2016-01-25 07:22 UTC
The Ops team started to see the following errors in the wikimedia-operations channel:
PROBLEM - Disk space on kafka1020 is CRITICAL: DISK CRITICAL - free space: / 1060 MB (3% inode=96%)
They quickly identified the problem, the disk was full:
df -h: ... /dev/md0 28G 26G 960M 97% / ...
Due to really big GC logs 20+GB:
ls -lh /var/log/kafka/kafkaServer-gc.log -rw-r--r-- 1 kafka kafka 23G Jan 25 08:32 /var/log/kafka/kafkaServer-gc.log
This was more or less spread across all nodes.
2016-01-25 09:30 UTC
The Ops team filed a gerrit code review to add a better rotation policy to Kafka brokers (https://gerrit.wikimedia.org/r/#/c/266203/).
2016-01-25 09:56 UTC
The Ops team restarted the first Kafka broker (kafka1012).
2016-01-25 10:13 UTC
The Analytics team received the following alert in the wikimedia-analytics channel:
PROBLEM - Difference between raw and validated EventLogging overall message rates on graphite1001 is CRITICAL: 60.00% of data above the critical threshold [30.0]
The Kafka brokers restarts caused an expected metadata change that was not handled correctly by pykafka clients.

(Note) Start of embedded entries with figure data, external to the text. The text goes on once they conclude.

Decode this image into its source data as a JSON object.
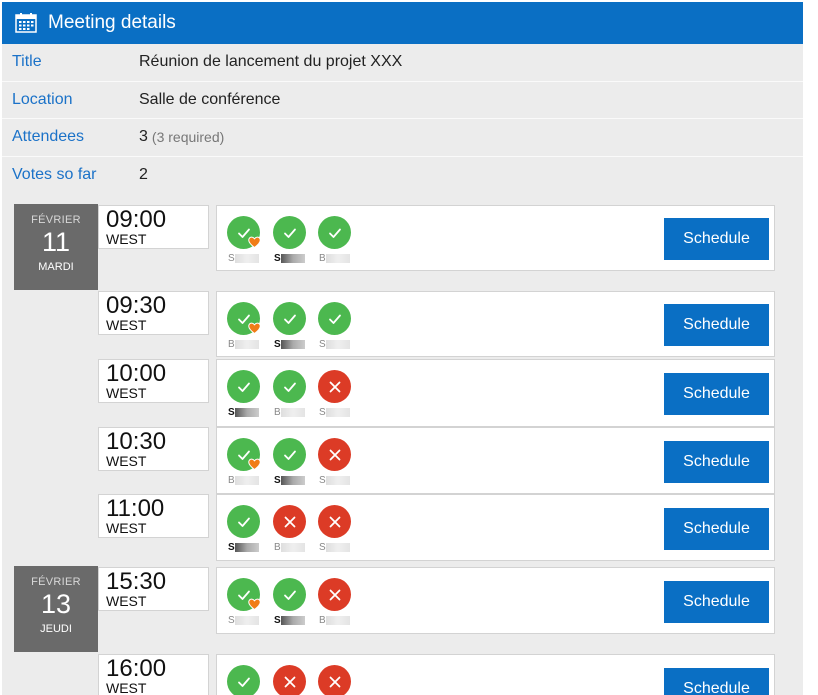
{
  "header": {
    "title": "Meeting details",
    "icon": "calendar-icon"
  },
  "details": [
    {
      "label": "Title",
      "value": "Réunion de lancement du projet XXX",
      "sub": ""
    },
    {
      "label": "Location",
      "value": "Salle de conférence",
      "sub": ""
    },
    {
      "label": "Attendees",
      "value": "3",
      "sub": "(3 required)"
    },
    {
      "label": "Votes so far",
      "value": "2",
      "sub": ""
    }
  ],
  "days": [
    {
      "month": "FÉVRIER",
      "day": "11",
      "weekday": "MARDI"
    },
    {
      "month": "FÉVRIER",
      "day": "13",
      "weekday": "JEUDI"
    }
  ],
  "slots": [
    {
      "time": "09:00",
      "tz": "WEST",
      "button": "Schedule",
      "votes": [
        {
          "status": "yes",
          "heart": true,
          "initial": "S",
          "bold": false
        },
        {
          "status": "yes",
          "heart": false,
          "initial": "S",
          "bold": true
        },
        {
          "status": "yes",
          "heart": false,
          "initial": "B",
          "bold": false
        }
      ]
    },
    {
      "time": "09:30",
      "tz": "WEST",
      "button": "Schedule",
      "votes": [
        {
          "status": "yes",
          "heart": true,
          "initial": "B",
          "bold": false
        },
        {
          "status": "yes",
          "heart": false,
          "initial": "S",
          "bold": true
        },
        {
          "status": "yes",
          "heart": false,
          "initial": "S",
          "bold": false
        }
      ]
    },
    {
      "time": "10:00",
      "tz": "WEST",
      "button": "Schedule",
      "votes": [
        {
          "status": "yes",
          "heart": false,
          "initial": "S",
          "bold": true
        },
        {
          "status": "yes",
          "heart": false,
          "initial": "B",
          "bold": false
        },
        {
          "status": "no",
          "heart": false,
          "initial": "S",
          "bold": false
        }
      ]
    },
    {
      "time": "10:30",
      "tz": "WEST",
      "button": "Schedule",
      "votes": [
        {
          "status": "yes",
          "heart": true,
          "initial": "B",
          "bold": false
        },
        {
          "status": "yes",
          "heart": false,
          "initial": "S",
          "bold": true
        },
        {
          "status": "no",
          "heart": false,
          "initial": "S",
          "bold": false
        }
      ]
    },
    {
      "time": "11:00",
      "tz": "WEST",
      "button": "Schedule",
      "votes": [
        {
          "status": "yes",
          "heart": false,
          "initial": "S",
          "bold": true
        },
        {
          "status": "no",
          "heart": false,
          "initial": "B",
          "bold": false
        },
        {
          "status": "no",
          "heart": false,
          "initial": "S",
          "bold": false
        }
      ]
    },
    {
      "time": "15:30",
      "tz": "WEST",
      "button": "Schedule",
      "votes": [
        {
          "status": "yes",
          "heart": true,
          "initial": "S",
          "bold": false
        },
        {
          "status": "yes",
          "heart": false,
          "initial": "S",
          "bold": true
        },
        {
          "status": "no",
          "heart": false,
          "initial": "B",
          "bold": false
        }
      ]
    },
    {
      "time": "16:00",
      "tz": "WEST",
      "button": "Schedule",
      "votes": [
        {
          "status": "yes",
          "heart": false,
          "initial": "",
          "bold": false
        },
        {
          "status": "no",
          "heart": false,
          "initial": "",
          "bold": false
        },
        {
          "status": "no",
          "heart": false,
          "initial": "",
          "bold": false
        }
      ]
    }
  ],
  "colors": {
    "accent": "#0a6fc4",
    "yes": "#4cb84f",
    "no": "#dc3b26",
    "heart": "#f07d17",
    "dayBox": "#6a6a6a"
  }
}
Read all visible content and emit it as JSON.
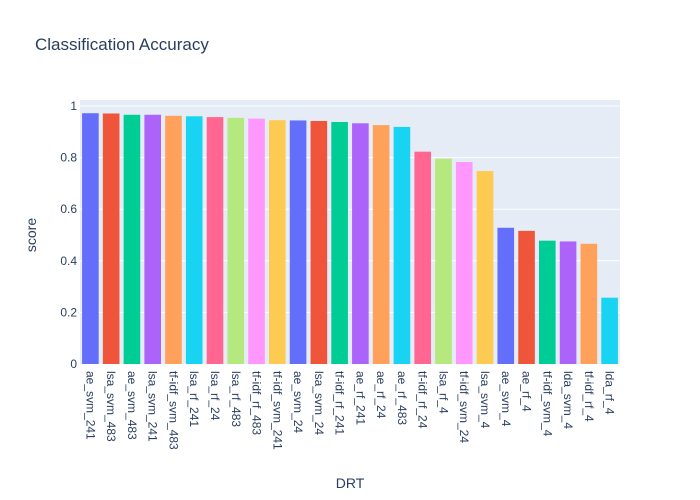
{
  "chart_data": {
    "type": "bar",
    "title": "Classification Accuracy",
    "xlabel": "DRT",
    "ylabel": "score",
    "ylim": [
      0,
      1.0
    ],
    "yticks": [
      0,
      0.2,
      0.4,
      0.6,
      0.8,
      1
    ],
    "ytick_labels": [
      "0",
      "0.2",
      "0.4",
      "0.6",
      "0.8",
      "1"
    ],
    "grid": true,
    "legend": "none",
    "plot_background": "#e5ecf6",
    "categories": [
      "ae_svm_241",
      "lsa_svm_483",
      "ae_svm_483",
      "lsa_svm_241",
      "tf-idf_svm_483",
      "lsa_rf_241",
      "lsa_rf_24",
      "lsa_rf_483",
      "tf-idf_rf_483",
      "tf-idf_svm_241",
      "ae_svm_24",
      "lsa_svm_24",
      "tf-idf_rf_241",
      "ae_rf_241",
      "ae_rf_24",
      "ae_rf_483",
      "tf-idf_rf_24",
      "lsa_rf_4",
      "tf-idf_svm_24",
      "lsa_svm_4",
      "ae_svm_4",
      "ae_rf_4",
      "tf-idf_svm_4",
      "lda_svm_4",
      "tf-idf_rf_4",
      "lda_rf_4"
    ],
    "values": [
      0.972,
      0.971,
      0.966,
      0.966,
      0.962,
      0.96,
      0.957,
      0.954,
      0.951,
      0.945,
      0.944,
      0.942,
      0.938,
      0.933,
      0.926,
      0.919,
      0.823,
      0.796,
      0.783,
      0.748,
      0.528,
      0.516,
      0.478,
      0.475,
      0.466,
      0.257
    ],
    "colors": [
      "#636efa",
      "#ef553b",
      "#00cc96",
      "#ab63fa",
      "#ffa15a",
      "#19d3f3",
      "#ff6692",
      "#b6e880",
      "#ff97ff",
      "#fecb52",
      "#636efa",
      "#ef553b",
      "#00cc96",
      "#ab63fa",
      "#ffa15a",
      "#19d3f3",
      "#ff6692",
      "#b6e880",
      "#ff97ff",
      "#fecb52",
      "#636efa",
      "#ef553b",
      "#00cc96",
      "#ab63fa",
      "#ffa15a",
      "#19d3f3"
    ]
  }
}
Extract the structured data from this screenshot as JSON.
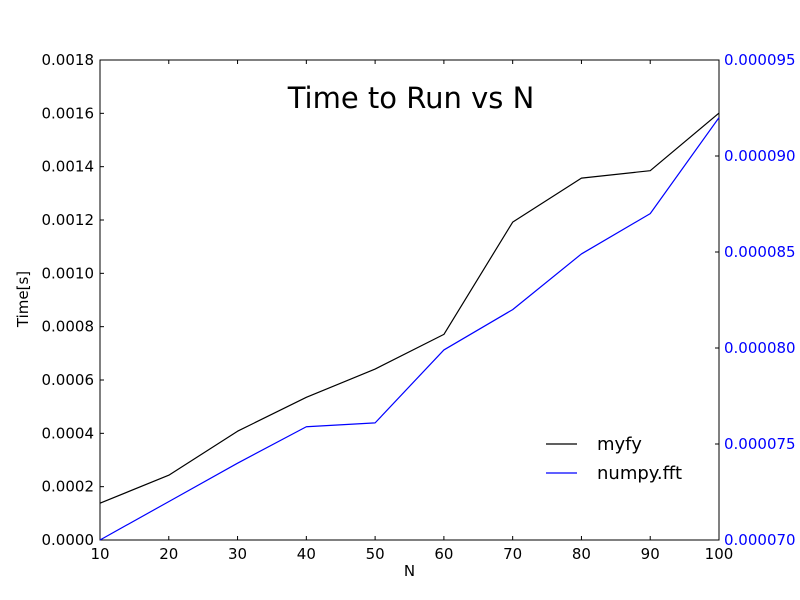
{
  "chart_data": {
    "type": "line",
    "title": "Time to Run vs N",
    "xlabel": "N",
    "ylabel": "Time[s]",
    "x": [
      10,
      20,
      30,
      40,
      50,
      60,
      70,
      80,
      90,
      100
    ],
    "xlim": [
      10,
      100
    ],
    "x_ticks": [
      "10",
      "20",
      "30",
      "40",
      "50",
      "60",
      "70",
      "80",
      "90",
      "100"
    ],
    "ylim_left": [
      0,
      0.0018
    ],
    "y_ticks_left": [
      "0.0000",
      "0.0002",
      "0.0004",
      "0.0006",
      "0.0008",
      "0.0010",
      "0.0012",
      "0.0014",
      "0.0016",
      "0.0018"
    ],
    "ylim_right": [
      7e-05,
      9.5e-05
    ],
    "y_ticks_right": [
      "0.000070",
      "0.000075",
      "0.000080",
      "0.000085",
      "0.000090",
      "0.000095"
    ],
    "series": [
      {
        "name": "myfy",
        "axis": "left",
        "color": "#000000",
        "values": [
          0.000138,
          0.000243,
          0.000408,
          0.000535,
          0.000641,
          0.000771,
          0.001192,
          0.001357,
          0.001385,
          0.001601
        ]
      },
      {
        "name": "numpy.fft",
        "axis": "right",
        "color": "#0000ff",
        "values": [
          7e-05,
          7.2e-05,
          7.4e-05,
          7.59e-05,
          7.61e-05,
          7.99e-05,
          8.2e-05,
          8.49e-05,
          8.7e-05,
          9.2e-05
        ]
      }
    ],
    "right_axis_color": "#0000ff",
    "grid": false,
    "legend_position": "lower-right"
  }
}
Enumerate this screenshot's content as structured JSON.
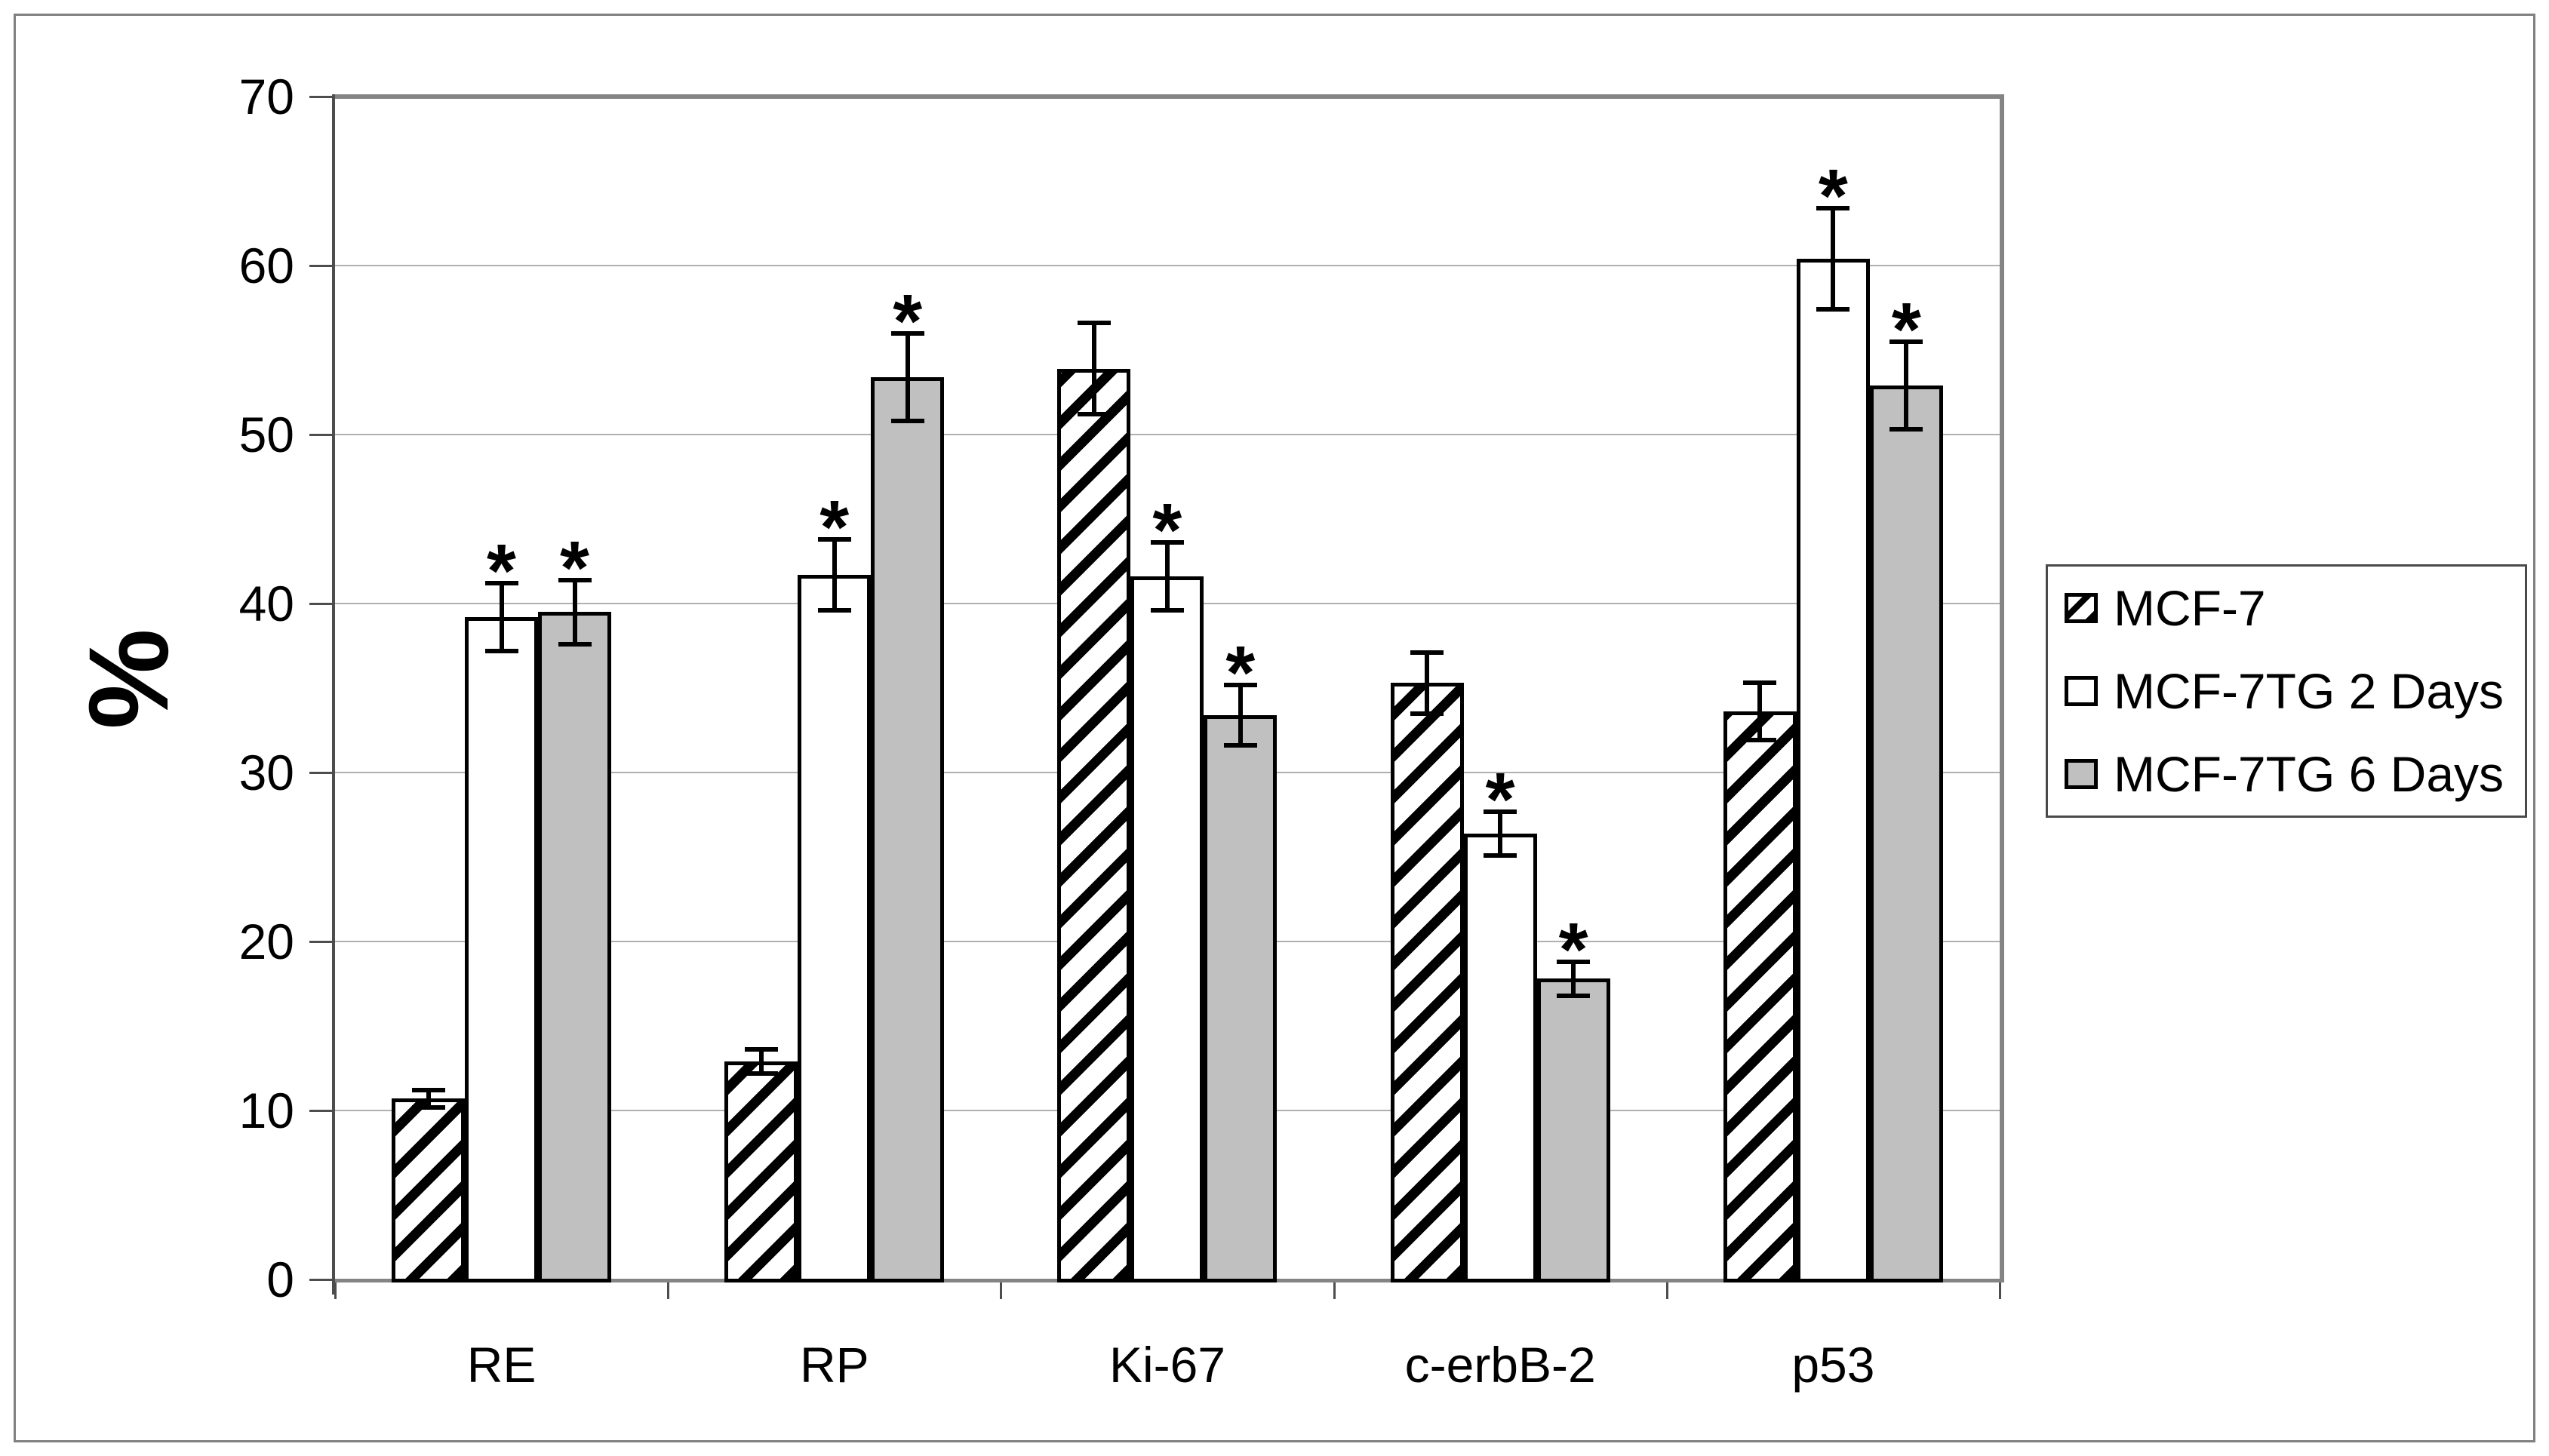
{
  "chart_data": {
    "type": "bar",
    "title": "",
    "ylabel": "%",
    "xlabel": "",
    "categories": [
      "RE",
      "RP",
      "Ki-67",
      "c-erbB-2",
      "p53"
    ],
    "series": [
      {
        "name": "MCF-7",
        "pattern": "hatched",
        "values": [
          10.7,
          12.9,
          53.9,
          35.3,
          33.6
        ],
        "errors": [
          0.5,
          0.7,
          2.7,
          1.8,
          1.7
        ],
        "significant": [
          false,
          false,
          false,
          false,
          false
        ]
      },
      {
        "name": "MCF-7TG 2 Days",
        "pattern": "white",
        "values": [
          39.2,
          41.7,
          41.6,
          26.4,
          60.4
        ],
        "errors": [
          2.0,
          2.1,
          2.0,
          1.3,
          3.0
        ],
        "significant": [
          true,
          true,
          true,
          true,
          true
        ]
      },
      {
        "name": "MCF-7TG 6 Days",
        "pattern": "gray",
        "values": [
          39.5,
          53.4,
          33.4,
          17.8,
          52.9
        ],
        "errors": [
          1.9,
          2.6,
          1.8,
          1.0,
          2.6
        ],
        "significant": [
          true,
          true,
          true,
          true,
          true
        ]
      }
    ],
    "y_axis": {
      "min": 0,
      "max": 70,
      "step": 10,
      "tick_labels": [
        "0",
        "10",
        "20",
        "30",
        "40",
        "50",
        "60",
        "70"
      ]
    },
    "ylim": [
      0,
      70
    ],
    "grid": true,
    "legend_position": "right",
    "significance_marker": "*",
    "colors": {
      "gray_fill": "#c0c0c0",
      "bar_border": "#000000",
      "grid_line": "#b0b0b0",
      "plot_border": "#848484",
      "axis_line": "#4d4d4d",
      "figure_border": "#808080",
      "text": "#000000"
    }
  }
}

EL's logs were stuck to Connection refused messages from Kafka brokers.
2016-01-25 11:00 UTC
Analytics restarted EventLogging and processors went back to normal. The root cause of the Kafka failure was that the GC logs were not setup for rotation. The root cause for the EventLogging producers blocking is still unknown.
Actionables
- Status: Pending Investigate the root cause of the Kafka disconnects.
- Status: Pending Investigate if a stricter set of alarms would have helped (triggering for example at 70/80% disk utilization rather than 96%).
- Status: Pending Adding Kafka and Hadoop alarms to the analytics channel for better visibility.
- Status: Done Backfill missing data.